Finanzielle Toxizität bei Krebsbetroffenen

Nach einer Krebserkrankung sind Menschen nebst den physischen und psychischen Folgen häufig mit finanziellen Problemen konfrontiert. Sowohl Gesundheitsfachpersonen als auch Betroffene unterschätzen jedoch krebsbedingte finanzielle Probleme oft oder erkennen sie zu spät.

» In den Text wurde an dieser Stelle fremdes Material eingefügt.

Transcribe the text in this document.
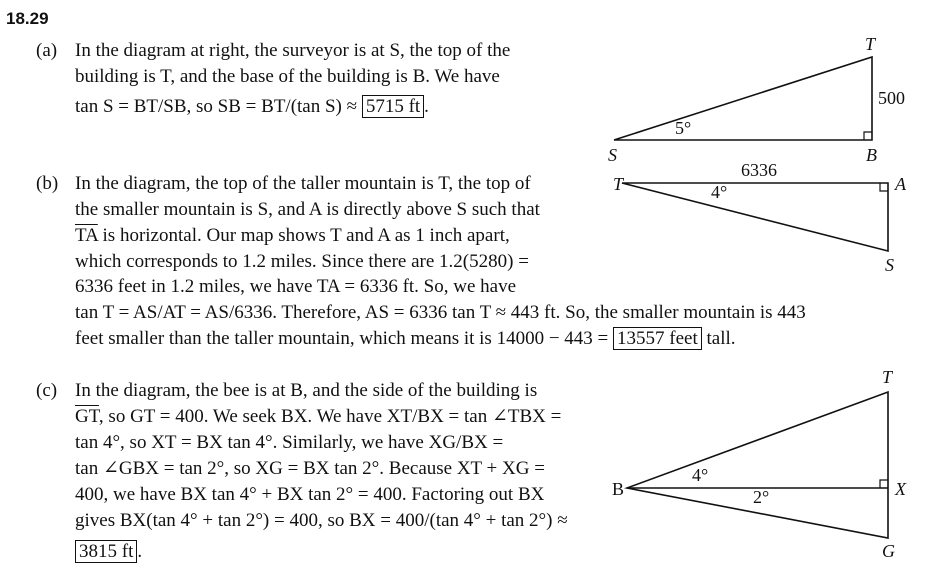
18.29
(a) In the diagram at right, the surveyor is at S, the top of the
building is T, and the base of the building is B. We have
tan S = BT/SB, so SB = BT/(tan S) ≈ 5715 ft .
(b) In the diagram, the top of the taller mountain is T, the top of
the smaller mountain is S, and A is directly above S such that
$\overline{TA}$ is horizontal. Our map shows T and A as 1 inch apart,
which corresponds to 1.2 miles. Since there are 1.2(5280) =
6336 feet in 1.2 miles, we have TA = 6336 ft. So, we have
tan T = AS/AT = AS/6336. Therefore, AS = 6336 tan T ≈ 443 ft. So, the smaller mountain is 443
feet smaller than the taller mountain, which means it is 14000 − 443 = 13557 feet tall.
(c) In the diagram, the bee is at B, and the side of the building is
$\overline{GT}$, so GT = 400. We seek BX. We have XT/BX = tan ∠TBX =
tan 4°, so XT = BX tan 4°. Similarly, we have XG/BX =
tan ∠GBX = tan 2°, so XG = BX tan 2°. Because XT + XG =
400, we have BX tan 4° + BX tan 2° = 400. Factoring out BX
gives BX(tan 4° + tan 2°) = 400, so BX = 400/(tan 4° + tan 2°) ≈
3815 ft .
T
B
S
500
5°
T	A
S
6336
4°
B
T
X
G
4°
2°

In einem von der Krebsliga Schweiz unterstützten Projekt hat die Ostschweizer Fachhochschule OST Wechselwirkungen finanzieller Belastungen und gesundheitsrelevanter Variablen analysiert, um daraus ein Screening-Tool zur Früherkennung finanzieller Notlagen zu entwickeln. Die Forschenden führten zunächst Interviews mit Krebsbetroffenen und Expertinnen und Experten sowie eine Literaturrecherche durch. Anschliessend veranschaulichten sie identifizierte zentrale Wechselwirkungen in einem systemdynamischen Modell der Cancer related Financial Toxicity. Fachpersonen aus der Onkologie und Sozialarbeit haben dieses partizipativ validiert. Aus dem Modell entstand ein Screening-Tool für die onkologische Praxis, das in Praxisinstitutionen getestet und anschliessend in Fokusgruppen evaluiert wurde. Das Screening-Tool soll helfen, Menschen mit erhöhtem Risiko für finanzielle Notlagen frühzeitig zu identifizieren, um sozioökonomische Belastungen einer Krebserkrankung zu reduzieren.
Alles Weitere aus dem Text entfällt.